Clear Cost-Accuracy Gradient: TRE adds only +4.2G FLOPs for significant gains on MUART244. The full model (72.6G) is more efficient and accurate than using only DPE (81.4G), proving that CPESL successfully restricts heavy experts to difficult frames.
Progressive > One-time: Metrics steadily improve from "Only Center" to "Refinement," verifying the "divide-and-conquer" approach.
Superiority in Large Offsets: The +13.2 PR Gain over SUTrack on MUART244 demonstrates that progressive alignment is particularly effective for real-world unaligned scenarios.

Highlights & Insights¶

Alignment Difficulty as an Explicit Resource: CPESL incorporates computational cost into the loss, teaching the model to "save resources on simple frames and deploy heavy weapons on difficult ones."
Decoupled yet Guided Alignment/Fusion: Using alignment results as geometric priors for TCMDA prevents the noise associated with hard alignment during fusion.
TOCU Self-validation: The use of IoU contrast to decide inter-frame updates is a lightweight yet practical trick to prevent drift.
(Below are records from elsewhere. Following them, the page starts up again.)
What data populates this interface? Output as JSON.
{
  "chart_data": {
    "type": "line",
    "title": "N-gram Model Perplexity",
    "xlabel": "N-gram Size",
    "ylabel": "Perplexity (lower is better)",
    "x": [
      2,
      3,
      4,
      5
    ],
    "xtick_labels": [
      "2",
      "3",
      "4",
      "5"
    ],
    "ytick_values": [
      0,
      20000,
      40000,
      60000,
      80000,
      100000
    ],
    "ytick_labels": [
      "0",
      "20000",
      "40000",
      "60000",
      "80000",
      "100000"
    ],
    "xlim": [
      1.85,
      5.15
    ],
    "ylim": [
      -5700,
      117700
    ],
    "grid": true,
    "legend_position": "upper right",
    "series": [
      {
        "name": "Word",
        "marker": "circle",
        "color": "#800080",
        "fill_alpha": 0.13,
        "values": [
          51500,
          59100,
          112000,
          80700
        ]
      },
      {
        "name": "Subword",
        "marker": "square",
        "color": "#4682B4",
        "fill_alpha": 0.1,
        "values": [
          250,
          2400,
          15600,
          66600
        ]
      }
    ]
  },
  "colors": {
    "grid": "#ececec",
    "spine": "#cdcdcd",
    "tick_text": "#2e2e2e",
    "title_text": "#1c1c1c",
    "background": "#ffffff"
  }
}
Limitations & Future Work¶

The two-stage training pipeline is relatively heavy. Details on obtaining \(\Delta_{gt}\) ground truth for displaced modalities require further clarification (refer to the original text/appendix).
The "difficulty" routing is learned implicitly; a more interpretable analysis of why specific experts are chosen for certain frames is lacking.
Performance on extreme modal failures (e.g., target completely disappearing in TIR) needs more granular reporting.

vs. Aligned Trackers (AINet, TBSI): These rely on perfect alignment; Ours directly handles unaligned inputs with explicit parameter estimation.
vs. Unaligned Methods (NAT, Zhang et al.): These regress parameters at once; Ours decouples them into shallow-to-deep stages, better adapting to dynamic misalignment.
vs. General Cross-modal Alignment: General methods use heavy models for all frames; Ours scales computation via difficulty-aware routing for real-time tracking needs.

Rating¶

Novelty: ⭐⭐⭐⭐ Progressive decoupling + cost-aware routing is a novel and self-consistent approach for unaligned tracking.
Experimental Thoroughness: ⭐⭐⭐⭐ Two datasets, 11 SOTAs, and thorough dual-ablation studies.
Writing Quality: ⭐⭐⭐⭐ Logical flow from motivation to experimental validation.
Value: ⭐⭐⭐⭐ Addresses real-world multi-sensor deployment pain points with an open-source contribution.